2. Nilai dan moral Pancasila dan UUD 45 dapat dikembangkan dalam diri peserta didik melalui pengembangan konsep moral, sikap moral, dan perilaku moral setiap rumusan butir nilai yang telah dipilih sebagai materi PPKn.
Oleh karena itu bagi pendidikan di Indonesia PKn merupakan program pembelajaran nilai dan moral Pancasila dan UUD 45 yang bermuara pada terbentuknya watak Pancasila dan UUD 45 dalam diri perserta didik. Watak ini pembentukannya harus dirancang sedemikian rupa sehingga terjadi keterpaduan konsep moral, sikap moral dan perilaku moral Pancasila dan UUD 45. Dengan demikian pula kita dapat menegaskan kembali bahwa PKn merupakan suatu bentuk mata pelajaran yang mencerminkan konsep, strategi, dan nuansa confluent education. Pendidikan yang memusatkan perhatian pada pengembangan manusia Indonesia seutuhnya.
C. Landasan Empirik
Secara empiris, pembelajaran PKn saat ini, baik pada tahap perencanaan, pelaksanaan/proses, maupun penilaian belum sesuai dengan dengan yang diharapkan. Masih banyak kelemahan yang terjadi khususnya pada tahap proses pembelajaran sehingga tidak sedikit peserta didik tidak semangat belajar, merasa bosan, tidak senang, tidak menantang, bahkan tidak mau belajar PKn. Akibatnya, pembelajaran PKn saat ini dipandang belum secara efektif membangun peserta didik menjadi warga negara yang cerdas dan baik, yakni warga Negara yang memiliki akhlak mulia dan berkarakter yang sesuai dengan kepribadian bangsa Indonesia.

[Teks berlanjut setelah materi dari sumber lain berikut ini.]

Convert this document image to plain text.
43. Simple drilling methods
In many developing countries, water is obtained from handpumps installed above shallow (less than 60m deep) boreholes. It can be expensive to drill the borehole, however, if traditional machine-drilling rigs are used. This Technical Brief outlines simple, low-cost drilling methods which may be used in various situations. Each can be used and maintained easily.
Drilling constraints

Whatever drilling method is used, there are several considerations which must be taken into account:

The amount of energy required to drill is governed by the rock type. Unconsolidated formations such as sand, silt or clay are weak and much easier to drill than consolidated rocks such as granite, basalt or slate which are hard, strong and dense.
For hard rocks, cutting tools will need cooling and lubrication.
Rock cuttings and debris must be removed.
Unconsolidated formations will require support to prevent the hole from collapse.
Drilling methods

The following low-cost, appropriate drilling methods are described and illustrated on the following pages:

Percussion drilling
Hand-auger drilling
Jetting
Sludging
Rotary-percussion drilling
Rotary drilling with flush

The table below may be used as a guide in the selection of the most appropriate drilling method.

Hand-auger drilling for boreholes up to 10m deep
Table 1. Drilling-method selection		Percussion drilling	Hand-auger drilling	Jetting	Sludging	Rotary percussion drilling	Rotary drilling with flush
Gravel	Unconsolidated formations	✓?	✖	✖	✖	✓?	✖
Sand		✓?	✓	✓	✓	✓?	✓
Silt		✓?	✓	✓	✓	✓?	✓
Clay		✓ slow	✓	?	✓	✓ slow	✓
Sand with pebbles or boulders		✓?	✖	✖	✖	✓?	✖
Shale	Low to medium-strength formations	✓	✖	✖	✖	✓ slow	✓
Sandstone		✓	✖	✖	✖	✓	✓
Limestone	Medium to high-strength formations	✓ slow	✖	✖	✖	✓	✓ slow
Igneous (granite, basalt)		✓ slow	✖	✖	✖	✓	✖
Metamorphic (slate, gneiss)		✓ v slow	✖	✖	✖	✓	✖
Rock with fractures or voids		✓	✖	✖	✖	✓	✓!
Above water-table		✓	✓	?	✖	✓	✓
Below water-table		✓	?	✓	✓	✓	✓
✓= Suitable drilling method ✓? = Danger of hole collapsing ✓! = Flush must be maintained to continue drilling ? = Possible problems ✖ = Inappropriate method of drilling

Berbagai peristiwa yang melibatkan hampir semua lapisan masyarakat, seperti perilaku korupsi, tawuran, penyalahgunaan narkoba, pornografi, tidak mau antri, main hakim sendiri, tidak peduli kepada orang lain, tidak bertanggung jawab, tidak jujur, tidak disiplin dalam beraktivitas, perkelahian antarkelompok etnis dan/atau masyarakat, dan berbagai perilaku yang menunjukkan degradasi moral yang menjauh dari nilai, etika, dan moralitas sebagai bangsa Indonesia.

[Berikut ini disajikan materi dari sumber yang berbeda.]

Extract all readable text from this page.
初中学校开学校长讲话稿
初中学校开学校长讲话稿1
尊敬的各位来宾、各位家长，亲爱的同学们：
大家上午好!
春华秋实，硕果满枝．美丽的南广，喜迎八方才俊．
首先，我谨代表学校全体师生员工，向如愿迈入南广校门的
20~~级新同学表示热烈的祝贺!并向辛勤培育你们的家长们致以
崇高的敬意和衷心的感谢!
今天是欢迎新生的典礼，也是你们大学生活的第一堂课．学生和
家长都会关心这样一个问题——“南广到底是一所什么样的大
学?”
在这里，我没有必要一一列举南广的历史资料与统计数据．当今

Profil peserta didik dan umumnya warga negara yang baik, yakni warga negara yang memiliki pengetahuan/pemahaman akan hak dan kewajiban, bersikap santun, beretika, bermoral dan/ atau berperilaku mulia serta berkarakter kebangsaan Indonesia sangat penting dan mendesak bahkan perlu segera terwujud.
Fenomena sikap dan perilaku negatif yang jauh dari sifat warga negara yang cerdas dan karakter bangsa yang baik sedikit/banyak telah menjadi tanggung jawab lembaga dan perangkat pendidikan serta pihak-pihak yang terkait. Salah satu unsurnya adalah komunitas akademik PKn dan salah satu perangkat sebagai unsur pendunkungnya adalah kurikulum pendidikan kewarganegaraan.